My head hangs to one side and it correlates with my weak vision in one eye only. I can feel the extra pressure behind that eye; I wonder if my vision might even improve if this pressure eases. It's quite a stunner for me to consider how my eyesight imbalance is part of imbalance - thanks for sharing the mention of Hallinan, I'll be watching more of those.

Good luck and best wishes.

It sounds like unlocking a wrist has had a lot of effect and that the "time travel" aspect is getting your attention!

I found it interesting to notice to what degree was I being reminded of the injury, as restoration of nerve connections and blood flow proceeded (this to me suggests the long-term nature of impacts on the body); and to what degree was I being reminded of being injured and/or injury writ large, of less determinate origin (is it the loneliness of pain, or the way that pain is isolating, that contributes here?) . As both occur, I wonder how or where physical bruising and emotional hurt overlap or are nearby in the processes of the nervous system.

Thanks for sharing your experience and contributing here to the validation which I sometimes am seeking, too.

Good luck!

I'm sorry to hear about the worsening circumstances and overall enviroment that you are facing. Life with a partner for whom something has made the prospect of love equate to terror, and with a partner who has put this truth into the couple and relationship as she would conceive them, and where there are constant threats - to her health, to your intentions, to the couple's present and future. It is a serious scenario and you are asking good questions.
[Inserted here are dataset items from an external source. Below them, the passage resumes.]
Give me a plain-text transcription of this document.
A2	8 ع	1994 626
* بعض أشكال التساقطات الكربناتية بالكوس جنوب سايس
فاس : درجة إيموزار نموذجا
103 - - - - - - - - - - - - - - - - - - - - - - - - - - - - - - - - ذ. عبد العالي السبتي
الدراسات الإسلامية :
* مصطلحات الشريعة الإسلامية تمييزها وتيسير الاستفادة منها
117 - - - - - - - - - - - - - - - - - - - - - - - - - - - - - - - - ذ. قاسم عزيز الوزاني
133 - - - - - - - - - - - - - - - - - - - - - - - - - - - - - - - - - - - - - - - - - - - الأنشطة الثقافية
My partner and I have been together for 30 years. We are not married. I am M49, she is F50.

Love might be the act of acceptance and care in the present. For her, when triggered, there is terror in this fact, as love in this form cannot be true. She does have a self about which one can or should or could care, and hearing otherwise will cause distress. How to react? Is this a test? Is love going away? But how to keep it? She'll say that she hates you. You saying "love" is lies, deception, falsity or fakeness. You will be accused of being not only incorrect but wrong or worse.
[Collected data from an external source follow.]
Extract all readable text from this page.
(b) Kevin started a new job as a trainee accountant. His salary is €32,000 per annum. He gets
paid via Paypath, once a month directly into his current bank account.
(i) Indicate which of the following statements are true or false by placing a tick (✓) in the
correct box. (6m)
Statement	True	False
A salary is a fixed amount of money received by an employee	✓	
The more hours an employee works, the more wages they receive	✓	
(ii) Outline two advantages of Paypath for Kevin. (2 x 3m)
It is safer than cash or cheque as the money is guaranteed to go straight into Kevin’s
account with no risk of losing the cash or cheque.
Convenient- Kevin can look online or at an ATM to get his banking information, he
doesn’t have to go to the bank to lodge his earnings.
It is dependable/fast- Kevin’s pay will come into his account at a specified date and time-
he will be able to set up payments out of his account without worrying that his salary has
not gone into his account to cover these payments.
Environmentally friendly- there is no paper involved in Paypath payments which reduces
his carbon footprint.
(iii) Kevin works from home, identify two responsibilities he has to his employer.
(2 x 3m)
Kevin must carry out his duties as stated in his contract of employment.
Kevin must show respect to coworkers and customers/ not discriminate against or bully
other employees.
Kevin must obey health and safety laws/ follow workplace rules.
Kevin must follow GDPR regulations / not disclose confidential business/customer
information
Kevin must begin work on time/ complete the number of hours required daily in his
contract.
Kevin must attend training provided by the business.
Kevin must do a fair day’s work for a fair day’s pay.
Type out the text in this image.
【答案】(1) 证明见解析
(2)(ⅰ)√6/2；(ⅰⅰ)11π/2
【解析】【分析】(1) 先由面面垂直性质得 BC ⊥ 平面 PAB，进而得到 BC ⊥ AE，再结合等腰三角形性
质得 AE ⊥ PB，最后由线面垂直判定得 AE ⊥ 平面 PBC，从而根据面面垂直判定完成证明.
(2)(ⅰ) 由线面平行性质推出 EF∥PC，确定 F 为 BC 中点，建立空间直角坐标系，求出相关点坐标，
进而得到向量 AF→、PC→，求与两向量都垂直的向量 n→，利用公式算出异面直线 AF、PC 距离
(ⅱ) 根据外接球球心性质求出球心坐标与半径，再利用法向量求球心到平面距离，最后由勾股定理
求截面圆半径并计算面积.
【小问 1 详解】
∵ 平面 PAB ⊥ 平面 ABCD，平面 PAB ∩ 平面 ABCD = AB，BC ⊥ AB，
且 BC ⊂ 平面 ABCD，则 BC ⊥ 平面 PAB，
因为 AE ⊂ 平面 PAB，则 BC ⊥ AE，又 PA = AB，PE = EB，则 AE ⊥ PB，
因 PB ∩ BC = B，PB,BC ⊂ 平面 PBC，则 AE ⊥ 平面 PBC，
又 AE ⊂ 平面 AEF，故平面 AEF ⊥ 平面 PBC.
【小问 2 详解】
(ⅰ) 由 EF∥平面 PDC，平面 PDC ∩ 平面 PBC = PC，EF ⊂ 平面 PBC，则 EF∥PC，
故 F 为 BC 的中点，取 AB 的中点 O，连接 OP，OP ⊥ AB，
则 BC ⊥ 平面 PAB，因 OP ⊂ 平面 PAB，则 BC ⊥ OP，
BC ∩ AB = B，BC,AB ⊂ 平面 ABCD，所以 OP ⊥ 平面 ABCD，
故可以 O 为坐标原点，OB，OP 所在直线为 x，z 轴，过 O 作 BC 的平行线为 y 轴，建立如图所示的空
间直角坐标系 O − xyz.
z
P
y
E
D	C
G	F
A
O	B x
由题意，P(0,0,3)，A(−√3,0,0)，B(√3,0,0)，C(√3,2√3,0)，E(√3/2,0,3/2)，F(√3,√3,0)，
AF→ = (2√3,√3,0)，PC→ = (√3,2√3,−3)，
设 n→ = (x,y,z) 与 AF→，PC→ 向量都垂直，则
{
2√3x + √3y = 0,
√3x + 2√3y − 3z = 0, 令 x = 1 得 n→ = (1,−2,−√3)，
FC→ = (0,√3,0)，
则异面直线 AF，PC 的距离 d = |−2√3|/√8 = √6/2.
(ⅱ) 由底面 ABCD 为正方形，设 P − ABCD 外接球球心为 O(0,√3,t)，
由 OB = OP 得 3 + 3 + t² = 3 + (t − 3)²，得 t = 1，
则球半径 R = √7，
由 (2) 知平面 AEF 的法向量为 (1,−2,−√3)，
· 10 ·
You hearing this will cause you to doubt your self and your reality. It might harm you. It might make you frustrated and angry and cause you confusion and pain.

You mention a lot of stress like job loss and life changes and maybe your hopes to have a family are in there too. Mental health does not improve over time on its own. A person might white-knuckle their way forward but the costs for that go up, I think, over time.

I miss my partner who was once kinder. I miss me who was once more patient. These qualities are tested when the couple is experiencing the kinds of things that you are describing but cannot speak of them honestly or directly. What that speaking looks like in your situation is not known to me, but it sound like it is not in scope of what can happen, at least as you describe things now.

What happens if you tell her that you miss her? In my case, it can be a blank stare, a sense of me being confusing in my remarks, or her showing resentment at the suggestion of comparision to another time. I'm referring to ineffable qualities which she denies. It make me doubt my reality and the fact of my needs. It is a part of my life with the person whom I care about. It can be very difficult.

Good luck.

Yes, this sense of wastage can hit very strongly sometimes. If it helps, the proportion of emotion around this realization is worth paying attention to, if at all possible, as it can change overtime and even lessen.

Disassociation is very common behavior.

My personal experience is that disassociation x trauma = paralyzing life-obscuring fog. Yet, I have also found that the loud voice in my head - telling me to be ashamed all the time - is the one most invested in this equation. It may feel absolute but is not the only thing (after all, we are talking about it from the outside).

Good luck!

I never say anything good about myself. But I think that after eight years of therapy, developing a competency with yoga, different attempts at further help like Feldenkrais therapy, and steady efforts toward greater trust, communication, and care, I am beginning to see combined and mutually aiding effects. I might not be depressed at all times, like for most of my life. I might be well.